Destaca el Señor en el Evangelio que si permanecemos en Él conoceremos la Verdad y Ésta nos hará libres. Hoy celebramos a los Santos Juan Fisher y Tomás Moro. Que murieron por defender la Verdad, que es el propio Cristo. Juan Fisher, hijo de un modesto mercero, nació en el Condado de York (Inglaterra), estudiando Teología en Cambridge.

Su talla espiritual y humana le hizo que fuese, excepcionalmente, ordenado sacerdote con veintidós años, siendo poco después Vicecanciller de la propia Universidad. Gran humanista, promovió diversas cátedras y fundaciones, siendo nombrado Obispo de Rochester, desempeñando un ministerio de verdadera entrega y servicio por amor al Reino de Dios. Por su parte, Tomás Moro nació en 1477, y estudió en Óxford. Hombre de letras y también gran humanista, fue amigo personal y Gran canciller de Enrique VIII.
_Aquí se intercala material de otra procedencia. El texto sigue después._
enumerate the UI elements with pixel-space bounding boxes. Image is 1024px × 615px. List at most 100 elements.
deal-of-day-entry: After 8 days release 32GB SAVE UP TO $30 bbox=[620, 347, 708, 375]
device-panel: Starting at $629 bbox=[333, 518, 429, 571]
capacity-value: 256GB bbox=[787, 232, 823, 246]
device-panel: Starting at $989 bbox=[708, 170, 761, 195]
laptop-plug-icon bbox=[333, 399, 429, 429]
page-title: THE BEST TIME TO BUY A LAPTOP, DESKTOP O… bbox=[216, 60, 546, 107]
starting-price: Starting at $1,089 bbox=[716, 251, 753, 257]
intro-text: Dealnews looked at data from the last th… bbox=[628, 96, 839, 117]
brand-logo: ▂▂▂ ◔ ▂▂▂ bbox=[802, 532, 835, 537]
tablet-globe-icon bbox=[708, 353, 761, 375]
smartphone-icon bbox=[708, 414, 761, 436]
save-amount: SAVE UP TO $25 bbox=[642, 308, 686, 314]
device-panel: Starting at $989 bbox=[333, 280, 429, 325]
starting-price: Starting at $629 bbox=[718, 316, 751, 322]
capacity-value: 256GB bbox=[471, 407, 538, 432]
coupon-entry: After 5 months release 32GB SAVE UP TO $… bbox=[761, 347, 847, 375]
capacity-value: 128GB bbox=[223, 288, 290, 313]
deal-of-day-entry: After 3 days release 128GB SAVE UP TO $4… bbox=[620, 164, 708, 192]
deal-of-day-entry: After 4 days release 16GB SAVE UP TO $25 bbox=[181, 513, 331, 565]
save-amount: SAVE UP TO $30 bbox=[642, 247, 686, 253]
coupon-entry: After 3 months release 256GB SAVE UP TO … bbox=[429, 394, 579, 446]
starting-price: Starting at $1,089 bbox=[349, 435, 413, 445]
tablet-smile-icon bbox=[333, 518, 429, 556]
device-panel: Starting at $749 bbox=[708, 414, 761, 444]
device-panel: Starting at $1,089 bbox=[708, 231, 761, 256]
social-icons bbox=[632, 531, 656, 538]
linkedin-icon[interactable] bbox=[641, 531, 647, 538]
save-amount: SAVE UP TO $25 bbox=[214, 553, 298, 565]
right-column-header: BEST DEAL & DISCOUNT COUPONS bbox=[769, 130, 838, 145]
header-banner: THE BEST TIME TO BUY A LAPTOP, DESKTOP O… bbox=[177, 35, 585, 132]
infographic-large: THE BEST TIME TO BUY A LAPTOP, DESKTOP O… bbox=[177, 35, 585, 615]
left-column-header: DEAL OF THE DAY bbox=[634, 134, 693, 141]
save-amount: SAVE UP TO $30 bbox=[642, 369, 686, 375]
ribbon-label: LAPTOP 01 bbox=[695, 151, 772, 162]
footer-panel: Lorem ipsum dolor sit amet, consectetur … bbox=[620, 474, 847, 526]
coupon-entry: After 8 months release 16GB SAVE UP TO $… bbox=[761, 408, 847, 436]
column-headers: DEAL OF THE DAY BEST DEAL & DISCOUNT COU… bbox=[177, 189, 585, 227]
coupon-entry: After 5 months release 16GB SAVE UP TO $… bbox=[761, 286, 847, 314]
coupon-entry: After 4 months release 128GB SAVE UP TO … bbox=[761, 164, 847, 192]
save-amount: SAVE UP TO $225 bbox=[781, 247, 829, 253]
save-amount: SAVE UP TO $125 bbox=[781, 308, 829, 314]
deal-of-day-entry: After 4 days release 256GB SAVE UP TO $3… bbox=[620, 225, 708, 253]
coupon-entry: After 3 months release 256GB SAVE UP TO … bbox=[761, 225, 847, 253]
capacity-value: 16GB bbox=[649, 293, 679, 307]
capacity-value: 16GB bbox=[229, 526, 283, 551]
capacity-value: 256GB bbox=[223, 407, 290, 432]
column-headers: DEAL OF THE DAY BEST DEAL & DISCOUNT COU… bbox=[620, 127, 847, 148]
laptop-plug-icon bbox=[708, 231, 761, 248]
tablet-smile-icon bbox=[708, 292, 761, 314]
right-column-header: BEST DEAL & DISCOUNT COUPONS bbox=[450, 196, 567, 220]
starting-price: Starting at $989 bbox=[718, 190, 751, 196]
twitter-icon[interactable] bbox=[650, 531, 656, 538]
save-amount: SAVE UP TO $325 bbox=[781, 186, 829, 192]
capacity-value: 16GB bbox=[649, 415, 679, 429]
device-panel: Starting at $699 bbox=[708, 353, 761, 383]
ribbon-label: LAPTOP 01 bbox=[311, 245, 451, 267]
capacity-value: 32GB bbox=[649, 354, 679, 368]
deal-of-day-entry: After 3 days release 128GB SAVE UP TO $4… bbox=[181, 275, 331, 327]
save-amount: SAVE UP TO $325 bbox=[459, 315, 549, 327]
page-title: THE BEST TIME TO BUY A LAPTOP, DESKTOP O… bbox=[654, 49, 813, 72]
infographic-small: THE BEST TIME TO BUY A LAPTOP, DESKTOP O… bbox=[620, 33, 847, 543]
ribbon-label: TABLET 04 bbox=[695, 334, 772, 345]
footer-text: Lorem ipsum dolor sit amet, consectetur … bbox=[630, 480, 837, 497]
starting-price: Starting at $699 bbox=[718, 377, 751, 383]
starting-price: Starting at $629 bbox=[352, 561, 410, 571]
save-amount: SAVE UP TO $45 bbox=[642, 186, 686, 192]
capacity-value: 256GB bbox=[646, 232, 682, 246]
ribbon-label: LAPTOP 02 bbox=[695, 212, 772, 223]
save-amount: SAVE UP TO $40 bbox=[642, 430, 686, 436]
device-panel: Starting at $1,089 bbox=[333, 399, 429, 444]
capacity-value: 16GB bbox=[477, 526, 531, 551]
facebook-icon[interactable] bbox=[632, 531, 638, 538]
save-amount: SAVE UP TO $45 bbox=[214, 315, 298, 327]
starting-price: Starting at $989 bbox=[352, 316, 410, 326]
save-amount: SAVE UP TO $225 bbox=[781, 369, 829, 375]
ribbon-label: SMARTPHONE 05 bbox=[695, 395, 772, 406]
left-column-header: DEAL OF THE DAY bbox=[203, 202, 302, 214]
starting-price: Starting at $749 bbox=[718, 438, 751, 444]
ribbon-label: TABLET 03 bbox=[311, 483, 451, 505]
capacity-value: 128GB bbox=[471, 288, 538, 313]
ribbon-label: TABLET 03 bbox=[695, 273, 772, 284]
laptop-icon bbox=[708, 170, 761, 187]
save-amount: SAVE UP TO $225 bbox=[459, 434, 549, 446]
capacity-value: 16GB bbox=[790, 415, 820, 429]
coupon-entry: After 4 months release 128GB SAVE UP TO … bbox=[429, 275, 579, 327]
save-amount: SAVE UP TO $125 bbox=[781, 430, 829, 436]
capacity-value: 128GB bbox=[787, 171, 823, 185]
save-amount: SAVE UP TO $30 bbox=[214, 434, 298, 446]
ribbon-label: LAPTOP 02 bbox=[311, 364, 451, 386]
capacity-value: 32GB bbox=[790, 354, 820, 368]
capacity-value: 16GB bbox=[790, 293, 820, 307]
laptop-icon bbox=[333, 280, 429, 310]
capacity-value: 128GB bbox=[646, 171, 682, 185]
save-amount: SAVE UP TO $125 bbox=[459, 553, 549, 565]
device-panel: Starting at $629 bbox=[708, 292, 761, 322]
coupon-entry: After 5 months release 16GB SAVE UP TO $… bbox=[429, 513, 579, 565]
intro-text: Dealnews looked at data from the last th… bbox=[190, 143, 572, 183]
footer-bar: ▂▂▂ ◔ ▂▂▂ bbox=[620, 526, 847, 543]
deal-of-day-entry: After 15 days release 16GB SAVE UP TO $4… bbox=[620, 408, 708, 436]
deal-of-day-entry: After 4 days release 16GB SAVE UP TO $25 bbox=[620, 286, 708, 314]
Sin embargo, las cosas cambiaron cuando el rey se constituyó en cabeza de la Iglesia de Inglaterra porque la Santa Sede no le concedió la nulidad de su matrimonio con Catalina de Aragón, para casarse con Ana Bolena, en un gesto de soberbia y prepotencia por parte del magnate anglosajón.

Tanto Juan Fisher como Tomás Moro, obedecieron al Papa de Roma, echándole en cara al monarca su pecado, lo que les valió ser acusados de alta traición y depuestos de sus cargos. A la espera de juicio fueron llevados a la Torre de Londres encadenados. Ambos fueron decapitados, sufriendo muchos tormentos antes de ser ejecutados por defender su recta conciencia. Cuentan que Tomás Moro no perdió su buen sentido del humor, incluso en el momento de morir. Ambos son Patronos de la clase política.